Where to power on the wifi device before loading the driver.

Wei Ni wni at nvidia.com
Thu Jun 14 07:44:07 EDT 2012


On Thu, Jun 14, 2012 at 19:27:50, Wei Ni wrote:
>On Thu, Jun 14, 2012 at 05:17:06, Stephen Warren wrote:
>>On 06/13/2012 04:40 AM, Wei Ni wrote:
>>> Hi, all
>>> I'm working on the tegra30 wifi upstream issue.
>>>
>>> The tegra30 board (Cardhu) use Broadcom 4329 as wifi device, and use brcmfmac as the wifi driver.
>>>
>>> In the brcmfmac init routine, it call sdio_register_driver() to 
>>> register driver, if the wifi device
>is powered on, then the mmc driver will enumerate it, and call the probe callback routine.
>>>
>>> On the Cardhu, the wifi's power is controlled by two gpios 
>>> (power-gpio and reset-gpio), the default state is power-off. So we 
>>> need to power on it before
>calling sdio_register_driver(), if not, the mmc driver can't enumerate 
>it, and will not call the probe routine.
>>> This power on sequence is:
>>> set power-gpio to 1 ;
>>> mdelay(100) ;
>>> set reset-gpio to 1 ;
>>> mdelay(200);
>>>
>>> My question is where to power on the wifi. We may have three places to power on it:
>>> 1. power on it in the brcmfmac driver before calling 
>>> sdio_register_driver(). But I think this power sequence is special 
>>> for tegra30 cardhu, it's not
>good to add it in the generic wifi driver, because different board may 
>use the different way to power on the wifi.

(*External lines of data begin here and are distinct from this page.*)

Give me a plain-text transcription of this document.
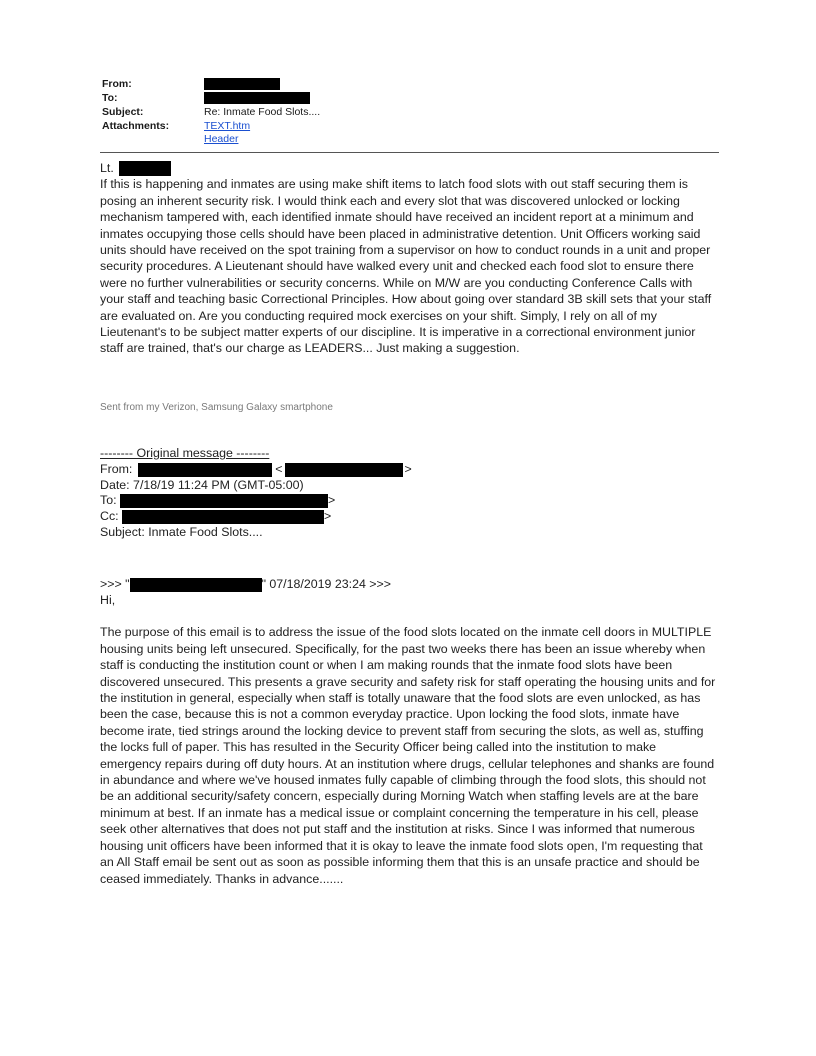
From:
To:
Subject:	Re: Inmate Food Slots....
Attachments:	TEXT.htm
Header
Lt.

If this is happening and inmates are using make shift items to latch food slots with out staff securing them is posing an inherent security risk. I would think each and every slot that was discovered unlocked or locking mechanism tampered with, each identified inmate should have received an incident report at a minimum and inmates occupying those cells should have been placed in administrative detention. Unit Officers working said units should have received on the spot training from a supervisor on how to conduct rounds in a unit and proper security procedures. A Lieutenant should have walked every unit and checked each food slot to ensure there were no further vulnerabilities or security concerns. While on M/W are you conducting Conference Calls with your staff and teaching basic Correctional Principles. How about going over standard 3B skill sets that your staff are evaluated on. Are you conducting required mock exercises on your shift. Simply, I rely on all of my Lieutenant's to be subject matter experts of our discipline. It is imperative in a correctional environment junior staff are trained, that's our charge as LEADERS... Just making a suggestion.

Sent from my Verizon, Samsung Galaxy smartphone
-------- Original message --------
From:	<	>
Date: 7/18/19 11:24 PM (GMT-05:00)
To:	>
Cc:	>
Subject: Inmate Food Slots....
>>> "	" 07/18/2019 23:24 >>>
Hi,

The purpose of this email is to address the issue of the food slots located on the inmate cell doors in MULTIPLE housing units being left unsecured. Specifically, for the past two weeks there has been an issue whereby when staff is conducting the institution count or when I am making rounds that the inmate food slots have been discovered unsecured. This presents a grave security and safety risk for staff operating the housing units and for the institution in general, especially when staff is totally unaware that the food slots are even unlocked, as has been the case, because this is not a common everyday practice. Upon locking the food slots, inmate have become irate, tied strings around the locking device to prevent staff from securing the slots, as well as, stuffing the locks full of paper. This has resulted in the Security Officer being called into the institution to make emergency repairs during off duty hours. At an institution where drugs, cellular telephones and shanks are found in abundance and where we've housed inmates fully capable of climbing through the food slots, this should not be an additional security/safety concern, especially during Morning Watch when staffing levels are at the bare minimum at best. If an inmate has a medical issue or complaint concerning the temperature in his cell, please seek other alternatives that does not put staff and the institution at risks. Since I was informed that numerous housing unit officers have been informed that it is okay to leave the inmate food slots open, I'm requesting that an All Staff email be sent out as soon as possible informing them that this is an unsafe practice and should be ceased immediately. Thanks in advance.......
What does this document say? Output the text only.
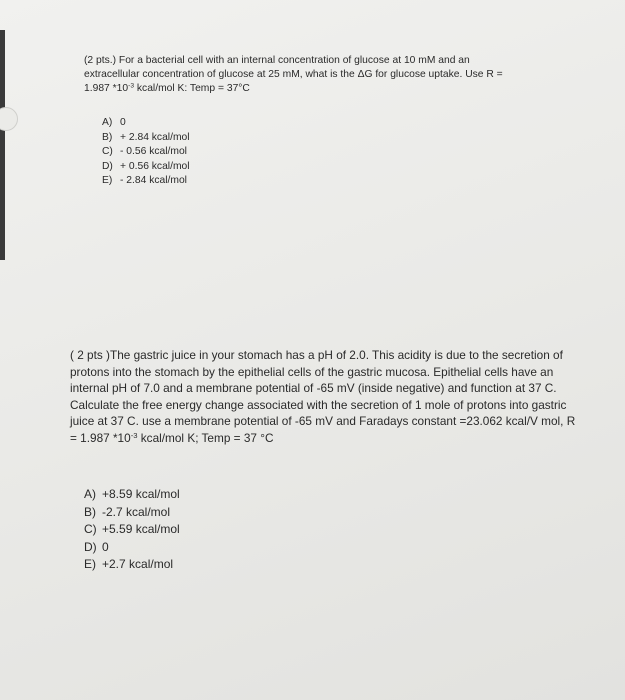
(2 pts.) For a bacterial cell with an internal concentration of glucose at 10 mM and an

extracellular concentration of glucose at 25 mM, what is the ΔG for glucose uptake. Use R =

1.987 $*10^{-3}$ kcal/mol K: Temp = 37°C

A) 0
B) + 2.84 kcal/mol
C) - 0.56 kcal/mol
D) + 0.56 kcal/mol
E) - 2.84 kcal/mol

( 2 pts )The gastric juice in your stomach has a pH of 2.0. This acidity is due to the secretion of

protons into the stomach by the epithelial cells of the gastric mucosa. Epithelial cells have an

internal pH of 7.0 and a membrane potential of -65 mV (inside negative) and function at 37 C.

Calculate the free energy change associated with the secretion of 1 mole of protons into gastric

juice at 37 C. use a membrane potential of -65 mV and Faradays constant =23.062 kcal/V mol, R

= 1.987 $*10^{-3}$ kcal/mol K; Temp = 37 °C

A) +8.59 kcal/mol
B) -2.7 kcal/mol
C) +5.59 kcal/mol
D) 0
E) +2.7 kcal/mol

>>> 2. power on it in the mmc driver. In our tegra SD driver, it has 
>>> power-gpios property, which allow the slot to be powered. But this 
>>> power is for mmc slot, could we
>add this wifi power sequence in the tegra SD driver?
>>> 3. hard-coded into DT. Set these gpios in the DT, something like 
>>> pinmux settings, but in this way,
>it's not good to put the mdelay() value in the DT.
>>>
>>> I have no good idea for it, does anyone has suggestion?
>>
>>The core of the issue is that:
>>
>>* Tegra30 support is via device tree.
>>* We have an SDIO bus, and the WiFi device attached to that bus is enumerable.

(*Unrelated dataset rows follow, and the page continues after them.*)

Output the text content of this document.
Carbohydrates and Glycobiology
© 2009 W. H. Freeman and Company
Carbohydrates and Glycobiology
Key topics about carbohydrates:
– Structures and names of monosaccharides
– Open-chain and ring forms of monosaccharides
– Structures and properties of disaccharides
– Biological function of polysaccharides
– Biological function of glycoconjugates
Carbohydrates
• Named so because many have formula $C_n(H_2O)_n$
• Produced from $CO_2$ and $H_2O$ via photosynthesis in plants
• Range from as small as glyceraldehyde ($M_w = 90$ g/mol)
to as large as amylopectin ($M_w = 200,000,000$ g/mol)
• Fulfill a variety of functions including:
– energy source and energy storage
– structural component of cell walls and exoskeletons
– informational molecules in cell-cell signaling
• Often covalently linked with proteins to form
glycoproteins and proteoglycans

>>* Since the WiFi device is enumerable, no node exists in the DT to represent it.
>>* However, the driver for the WiFi device needs certain information, 
>>such as the reset GPIO ID and perhaps power GPIO.
>>
>>For the power GPIO, it seems reasonable to either use the existing 
>>Tegra SD controller's power-gpios DT property, or replace that 
>>property with a real regulator binding. The SD driver would then control this.

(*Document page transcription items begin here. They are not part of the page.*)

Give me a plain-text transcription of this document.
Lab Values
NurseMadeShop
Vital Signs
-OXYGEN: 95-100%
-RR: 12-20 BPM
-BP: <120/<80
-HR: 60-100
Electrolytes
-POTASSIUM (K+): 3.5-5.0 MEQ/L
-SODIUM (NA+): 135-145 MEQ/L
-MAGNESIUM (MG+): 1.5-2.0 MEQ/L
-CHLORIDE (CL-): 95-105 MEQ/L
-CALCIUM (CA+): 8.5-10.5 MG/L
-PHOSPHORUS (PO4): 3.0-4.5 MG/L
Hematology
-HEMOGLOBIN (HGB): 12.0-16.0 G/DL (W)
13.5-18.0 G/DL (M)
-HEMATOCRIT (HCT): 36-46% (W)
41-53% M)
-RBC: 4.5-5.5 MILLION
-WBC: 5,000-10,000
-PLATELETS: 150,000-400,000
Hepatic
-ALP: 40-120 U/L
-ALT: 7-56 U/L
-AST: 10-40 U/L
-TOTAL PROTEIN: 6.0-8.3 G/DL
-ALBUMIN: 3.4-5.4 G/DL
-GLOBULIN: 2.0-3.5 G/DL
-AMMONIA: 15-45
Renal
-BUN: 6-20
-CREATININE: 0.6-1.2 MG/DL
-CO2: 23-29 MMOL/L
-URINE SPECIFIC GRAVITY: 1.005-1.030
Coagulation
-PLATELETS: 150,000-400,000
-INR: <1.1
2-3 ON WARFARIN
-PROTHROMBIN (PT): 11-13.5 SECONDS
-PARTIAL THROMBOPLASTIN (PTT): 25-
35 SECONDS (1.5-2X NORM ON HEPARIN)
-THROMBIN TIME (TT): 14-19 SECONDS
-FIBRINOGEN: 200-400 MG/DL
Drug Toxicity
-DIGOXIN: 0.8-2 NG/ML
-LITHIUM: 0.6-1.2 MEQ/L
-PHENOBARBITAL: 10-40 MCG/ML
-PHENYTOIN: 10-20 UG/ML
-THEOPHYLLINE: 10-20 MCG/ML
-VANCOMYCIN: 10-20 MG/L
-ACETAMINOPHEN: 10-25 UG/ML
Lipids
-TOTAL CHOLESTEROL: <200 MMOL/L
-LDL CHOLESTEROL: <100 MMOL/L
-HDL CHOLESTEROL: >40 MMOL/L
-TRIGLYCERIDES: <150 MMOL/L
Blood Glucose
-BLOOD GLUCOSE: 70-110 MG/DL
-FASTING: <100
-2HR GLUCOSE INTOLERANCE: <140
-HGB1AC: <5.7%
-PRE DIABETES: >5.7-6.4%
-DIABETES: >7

>>Still, that approach would mean the WiFi driver wouldn't be able to 
>>control power to the device
>directly, which might not be a good thing.
>>
>>However, I'm not sure that the reset GPIO is also something that 
>>should be controlled by the SD card driver; it seems like it's much 
>>more closely related to the WiFi
>device/driver.
>>
>>I wonder if the power and reset GPIO shouldn't be represented as a 
>>combined custom regulator type, which knows how to sequence multiple GPIOs.
>>
>>Perhaps SDIO "client" devices also need a way to communicate with 
>>their "host port" to obtain services such as power and reset control?
>>
>>This is all very similar to the WiFi rfkill discussion we have re: the 
>>Toshiba AC100 a little while back, although that was USB rather than SDIO.
>
>In the rfkill-gpio, it already have the reset-gpio and shutdown-gpio.
>I test it, add a device node in the DT to pass the gpio properties.
>It will use these gpios to power up/off , but its default power sequence is different with the 4329.
>It block==0, it mean power up, it will set reset-gpio first, then set power-gpio next.
>I think it should set power-gpio first, is it right?
>
I test with the rfkill-gpio's default power sequence just now, it also can power up the device.
It seems we can use this rfkill-gpio driver.